They typically consist of a lead disc drilled with tens of thousands of closely packed holes, separated from each other by septa.
Each hole only accepts Gamma rays to travel through a narrow channel. The path of these rays, and therefore their origin of location, can be accurately mapped. All other rays traveling in various other directions are absorbed by the septa, and do not contribute to the image.
Hence, the primary function of the collimator in Gamma cameras is for accurate spatial localization, and not scatter reduction (as is the case in general radiography).
The collimator is placed over the scintillator crystal of the Gamma camera, and positioned as close as possible to the patient, to maximize spatial resolution.
Collimator types vary based on the specific photopeaks of the radionuclides being used.

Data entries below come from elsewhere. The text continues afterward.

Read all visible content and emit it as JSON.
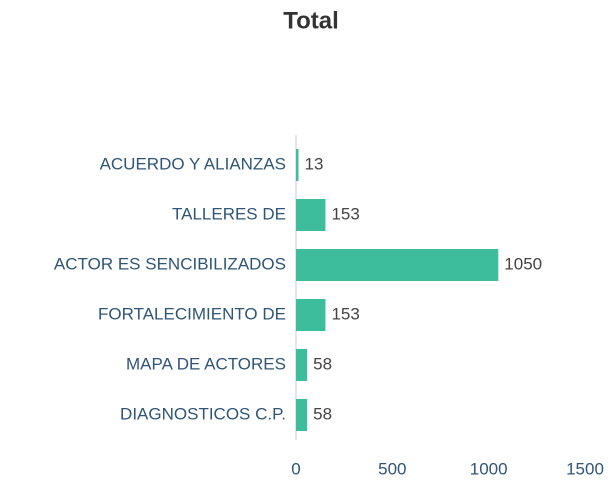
{
  "chart_data": {
    "type": "bar",
    "orientation": "horizontal",
    "title": "Total",
    "categories": [
      "ACUERDO Y ALIANZAS",
      "TALLERES DE",
      "ACTOR ES SENCIBILIZADOS",
      "FORTALECIMIENTO DE",
      "MAPA DE ACTORES",
      "DIAGNOSTICOS C.P."
    ],
    "values": [
      13,
      153,
      1050,
      153,
      58,
      58
    ],
    "color": "#3dbd9c",
    "xlim": [
      0,
      1500
    ],
    "xticks": [
      0,
      500,
      1000,
      1500
    ],
    "grid": false
  }
}
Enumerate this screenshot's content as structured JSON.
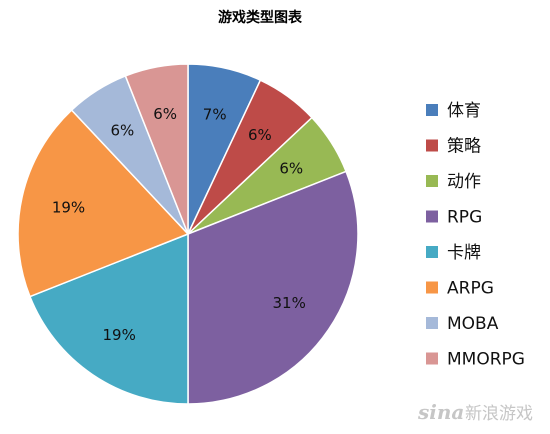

- low energy - used for nuclides emitting photons up to 160 keV
- medium energy - used for nuclides emitting photons up to 250 keV
- high energy - used for nuclides emitting photons > 250 keV
Note that the septal thickness will primarily determine the amount of photon energies being accepted.
Hole shape and diameter will primarily determine the sensitivity and spatial resolution of the Gamma camera.
Collimators can also vary based on their design:
- parallel hole - multiple holes which run parallel to each other (most common design)
- pinhole - single hole with a single aperture, providing a magnified and inverted image with superior spatial resolution. Used in imaging small structures.
- converging - multiple holes which converge onto a central point, providing a magnified image with improved spatial resolution. Used in imaging small structures.
- diverging - multiple holes which fan away from the center, providing a minified image. Used in whole body imaging where a larger field of view is required.